You’ll probably get more insights out of reading his original post than this one, but I wanted to share some of my favorite excerpts and takeaways.
Takeaway #1: Things change
Planning for a traditional 25-40 year retirement is difficult. Planning for a 40+ year retirement is almost impossible.
Living a FI writes about how he carefully crafted an elaborate spreadsheet that contained all of his financial assumptions, plans, and goals. He was very confident that his plan could carry him through the 60 or so years he had to live. He writes:
“The initial plan itself was fine.
But the plot twisted: My life decided it didn’t want to conform to the plan.

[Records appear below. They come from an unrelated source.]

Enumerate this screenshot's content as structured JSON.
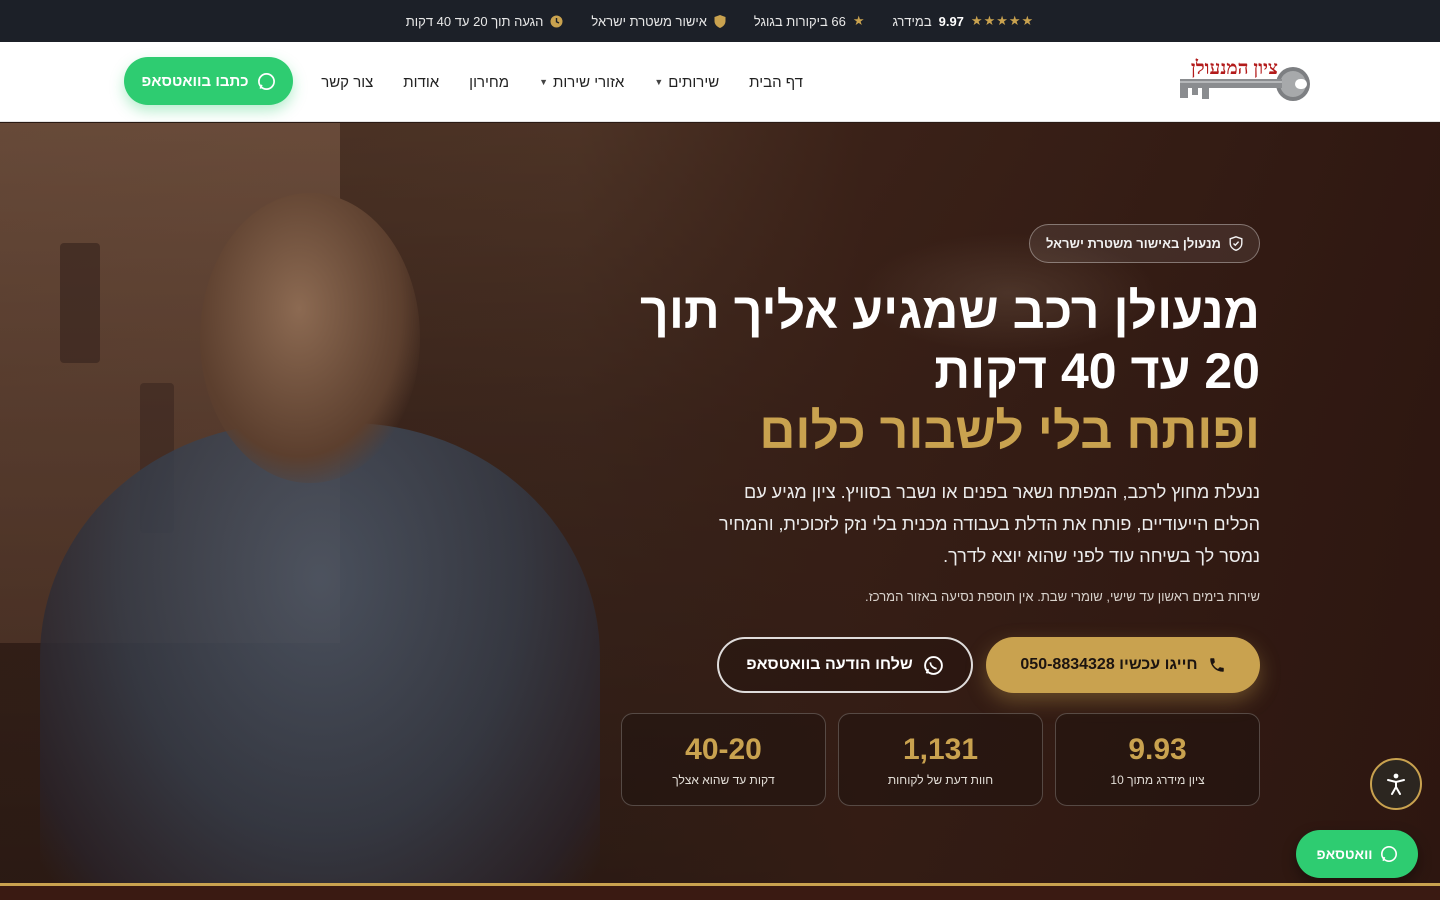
{
  "topbar": {
    "rating_score": "9.97",
    "rating_label": "במידרג",
    "reviews": "66 ביקורות בגוגל",
    "police": "אישור משטרת ישראל",
    "arrival": "הגעה תוך 20 עד 40 דקות",
    "stars": "★★★★★"
  },
  "header": {
    "logo_text": "ציון המנעולן",
    "nav": [
      {
        "label": "דף הבית"
      },
      {
        "label": "שירותים"
      },
      {
        "label": "אזורי שירות"
      },
      {
        "label": "מחירון"
      },
      {
        "label": "אודות"
      },
      {
        "label": "צור קשר"
      }
    ],
    "whatsapp_button": "כתבו בוואטסאפ"
  },
  "hero": {
    "badge": "מנעולן באישור משטרת ישראל",
    "title_line1": "מנעולן רכב שמגיע אליך תוך",
    "title_line2": "20 עד 40 דקות",
    "title_line3": "ופותח בלי לשבור כלום",
    "lead": "ננעלת מחוץ לרכב, המפתח נשאר בפנים או נשבר בסוויץ. ציון מגיע עם הכלים הייעודיים, פותח את הדלת בעבודה מכנית בלי נזק לזכוכית, והמחיר נמסר לך בשיחה עוד לפני שהוא יוצא לדרך.",
    "note": "שירות בימים ראשון עד שישי, שומרי שבת. אין תוספת נסיעה באזור המרכז.",
    "call_button": "חייגו עכשיו 050-8834328",
    "whatsapp_button": "שלחו הודעה בוואטסאפ",
    "stats": [
      {
        "value": "9.93",
        "label": "ציון מידרג מתוך 10"
      },
      {
        "value": "1,131",
        "label": "חוות דעת של לקוחות"
      },
      {
        "value": "40-20",
        "label": "דקות עד שהוא אצלך"
      }
    ]
  },
  "floating": {
    "whatsapp": "וואטסאפ"
  },
  "colors": {
    "accent": "#c9a24f",
    "whatsapp": "#2ecc71",
    "topbar_bg": "#1c2028"
  }
}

If you are yourself working on becoming FI and you have any specific takeaway from this post, let it be this: You are making future plans based on what your current life looks like. Your current job, your current income, your current partner, your current percentage of savings, your expected market return, your housing costs, your location and so-on. You’re assuming large parts of your life will remain static over the next X years…
They may not be static. It might be a mistake to think that things will be as smooth as you believe they will be. The ability to recover from changes and disruptions — to be adaptable and resilient in the face of adversity — will show itself to be perhaps the most critical Early Retirement skill of them all.
You just never know how things are going to go.”
After only four years his 60-year plan was irrelevant. He mentions that life may not be static, but I’ll go ahead and amend that statement with … life will never be static.
As Carl Richards says, the only thing we know for sure about a financial plan is that it will be wrong. Risk is what’s left when you think you’ve thought of everything.
Takeaway #2: Money isn’t the goal
The participants in the FIRE movement work very hard for years to be able to retire early. Most of their life revolves around becoming financially independent and they derive a sense of purpose from their journey. But when that goal is achieved, then what?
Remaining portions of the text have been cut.